Dove regna la libertà individuale di scelta, le infinite azioni individuali hanno bisogno, per poter trovare una loro composizione, di un processo di volontario reciproco “aggiustamento“; la loro compatibilità non può essere imposta, né può essere conosciuta in anticipo.

La condizione isonomica garantisce che i piani individuali troveranno un loro co-adattamento.

Ma non è dato sapere quale concreta configurazione tale co-adattamento assumerà. C’è un ordine astratto, quello rappresentato dal nomos, che impedisce di violare la sfera di autonomia altrui, che delimita in tal modo i confini tra le azioni individuali e consente la “composizione” volontaria dei piani.

Non a caso Friedrich von Savigny ha scritto: “Che esseri liberi convivano in reciproci rapporti aiutandosi gli uni gli altri, senza essere reciprocamente d’impaccio nel loro sviluppo, è possibile solamente mediante il riconoscimento di una invisibile linea di confine, entro la quale l’esistenza e l’attività di ciascuno possa godere di uno spazio libero e sicuro.

La regola, che fissa quel confine e determina questo spazio, è il diritto”.

Pertanto il contenuto delle azioni è deciso individualmente, non può essere “prescritto” da alcuno. Cioè: ciascun attore può liberamente mobilitare le proprie conoscenze e le proprie risorse; e il diritto delimita gli ambiti di autonomia, “regola“ il possibile conflitto.

L’habitat normativo è in tal modo costituito da norme generali e astratte, applicabili a tutti e che prescindono dall’identità e dalle finalità personali di ognuno.

Poiché non prescrivono il contenuto dell’azione, ma si limitano a indicare quel che l’attore non può fare, che è poi quanto reca danno agli altri, permettono a ciascuno, come già detto, di mobilitare liberamente le proprie conoscenze e le proprie risorse materiali.

Se fossero norme prescrittive, prodotte dal “punto di vista privilegiato sul mondo“ e accompagnate dalla mancanza di proprietà privata, il soggetto non potrebbe esprimere la propria autonomia di scelta; e non ci sarebbe quell’estesissimo processo sociale propriamente alimentato dalla libertà individuale.

Si può perciò dire che le norme generali e astratte sono il conseguente portato: a) della mancanza di una fonte superiore della conoscenza e b) dell’istituzionalizzazione della proprietà privata.

Esse sono come delle espressioni algebriche che stanno dinanzi a noi con i loro valori noti (ciò che non possiamo fare, perché recherebbe danno gli altri) e i loro valori ignoti (i “contenuti” personali da cui di volta in volta nasce l’azione, ma che determinano situazioni tipiche).

Ecco perché Max Weber ha affermato che “ogni decisione giuridica concreta è l’applicazione di un principio giuridico astratto a una fattispecie concreta“.

Ossia, detto in maniera più diretta, “ogni decisione concreta si inserisce all’interno di un principio giuridico astratto“.

Accade perciò che, sebbene prodotti dalle scelte individuali più diverse, i rapporti intersoggettivi configurino sempre situazioni regolate dal diritto.
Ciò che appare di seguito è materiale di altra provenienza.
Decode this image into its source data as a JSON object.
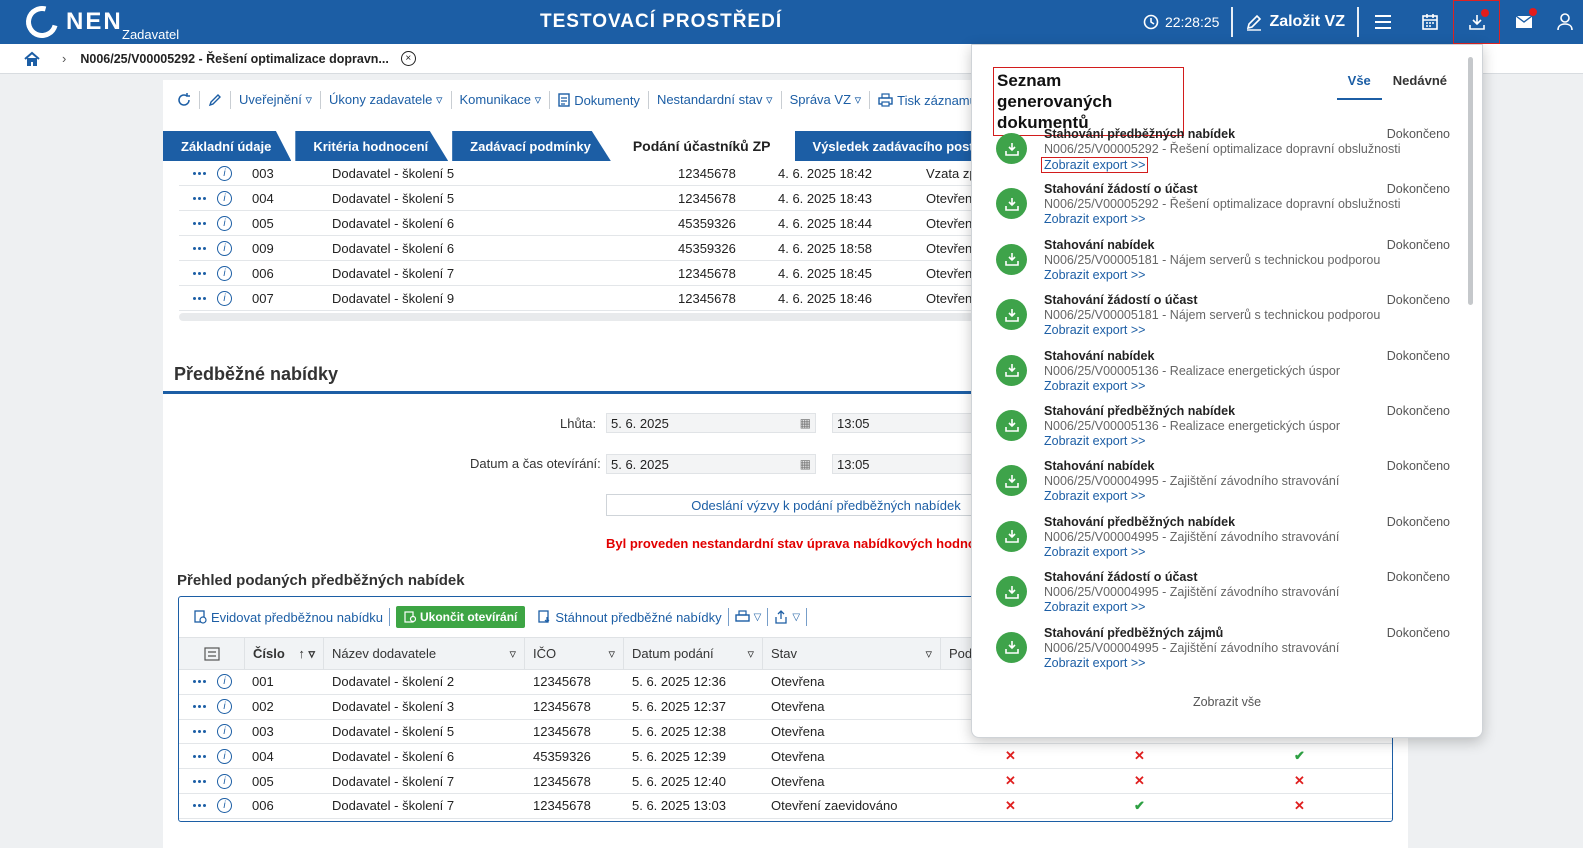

Ne discende che “la libertà non è solo un concetto economico o politico, ma anche, e forse soprattutto, un concetto giuridico“.
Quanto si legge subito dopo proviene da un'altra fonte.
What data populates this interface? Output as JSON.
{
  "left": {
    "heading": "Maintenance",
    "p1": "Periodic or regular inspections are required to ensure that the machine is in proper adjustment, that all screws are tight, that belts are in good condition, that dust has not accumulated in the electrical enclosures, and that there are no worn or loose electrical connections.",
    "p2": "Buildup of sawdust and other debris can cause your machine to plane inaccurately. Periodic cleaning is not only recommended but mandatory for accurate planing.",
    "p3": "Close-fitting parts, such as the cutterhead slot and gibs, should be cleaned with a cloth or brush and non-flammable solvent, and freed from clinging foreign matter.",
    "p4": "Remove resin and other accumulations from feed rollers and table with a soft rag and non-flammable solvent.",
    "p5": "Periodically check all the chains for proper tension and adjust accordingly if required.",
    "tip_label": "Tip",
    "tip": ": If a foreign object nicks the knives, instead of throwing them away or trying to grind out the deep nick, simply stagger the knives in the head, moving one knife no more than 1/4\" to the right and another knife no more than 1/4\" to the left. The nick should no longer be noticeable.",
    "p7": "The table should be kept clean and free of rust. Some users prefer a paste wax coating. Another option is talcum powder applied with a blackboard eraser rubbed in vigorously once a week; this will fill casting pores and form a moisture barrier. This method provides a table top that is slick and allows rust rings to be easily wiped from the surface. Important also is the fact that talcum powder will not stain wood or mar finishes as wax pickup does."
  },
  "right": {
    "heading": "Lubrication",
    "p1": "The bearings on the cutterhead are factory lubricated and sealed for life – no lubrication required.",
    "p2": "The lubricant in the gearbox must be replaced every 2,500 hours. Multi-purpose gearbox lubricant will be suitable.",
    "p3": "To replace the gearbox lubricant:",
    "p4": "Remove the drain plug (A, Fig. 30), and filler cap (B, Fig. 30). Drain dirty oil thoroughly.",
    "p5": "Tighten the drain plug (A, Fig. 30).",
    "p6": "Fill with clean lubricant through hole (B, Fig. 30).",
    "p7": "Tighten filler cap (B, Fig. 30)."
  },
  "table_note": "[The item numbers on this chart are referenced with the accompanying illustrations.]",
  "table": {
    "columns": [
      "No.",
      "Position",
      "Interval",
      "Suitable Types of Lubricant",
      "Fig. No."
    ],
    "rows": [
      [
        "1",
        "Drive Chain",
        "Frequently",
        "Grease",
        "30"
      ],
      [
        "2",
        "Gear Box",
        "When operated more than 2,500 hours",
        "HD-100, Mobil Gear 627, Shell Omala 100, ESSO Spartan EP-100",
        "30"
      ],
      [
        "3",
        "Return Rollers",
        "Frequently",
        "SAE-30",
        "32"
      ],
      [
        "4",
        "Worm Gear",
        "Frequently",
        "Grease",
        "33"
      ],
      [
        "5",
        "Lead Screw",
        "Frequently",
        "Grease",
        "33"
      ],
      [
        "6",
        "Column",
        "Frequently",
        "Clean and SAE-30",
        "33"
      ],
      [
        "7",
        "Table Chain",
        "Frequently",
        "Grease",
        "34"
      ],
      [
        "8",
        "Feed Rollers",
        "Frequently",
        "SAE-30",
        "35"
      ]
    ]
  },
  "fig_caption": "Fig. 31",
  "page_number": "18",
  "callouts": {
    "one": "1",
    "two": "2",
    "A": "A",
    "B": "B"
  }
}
Senza la condizione isonomica, non ci possono infatti essere libertà di scelta e cooperazione volontaria.

Quella condizione crea delle sfere individuali di autonomia.

Cioè: il diritto crea il “privato“ e lo tutela.

Il che dà vita a quella che Popper ha denominato “società astratta“, un tipo di convivenza in cui le aree di autonomia garantite dal diritto consentono di cooperare con individui sconosciuti, perché chiunque (cattolico, ebreo, musulmano o ateo; agricoltore, industriale o finanziere; benestante o indigente, e via dicendo) agisca in un determinato modo, produce effetti resi prevedibili e tutelati dalla norma.

Lo stesso potere pubblico, il cui ambito di competenza si restringe parallelamente allo sviluppo della cooperazione volontaria, deve rispettare la legge “alla medesima maniera di qualsiasi privato“.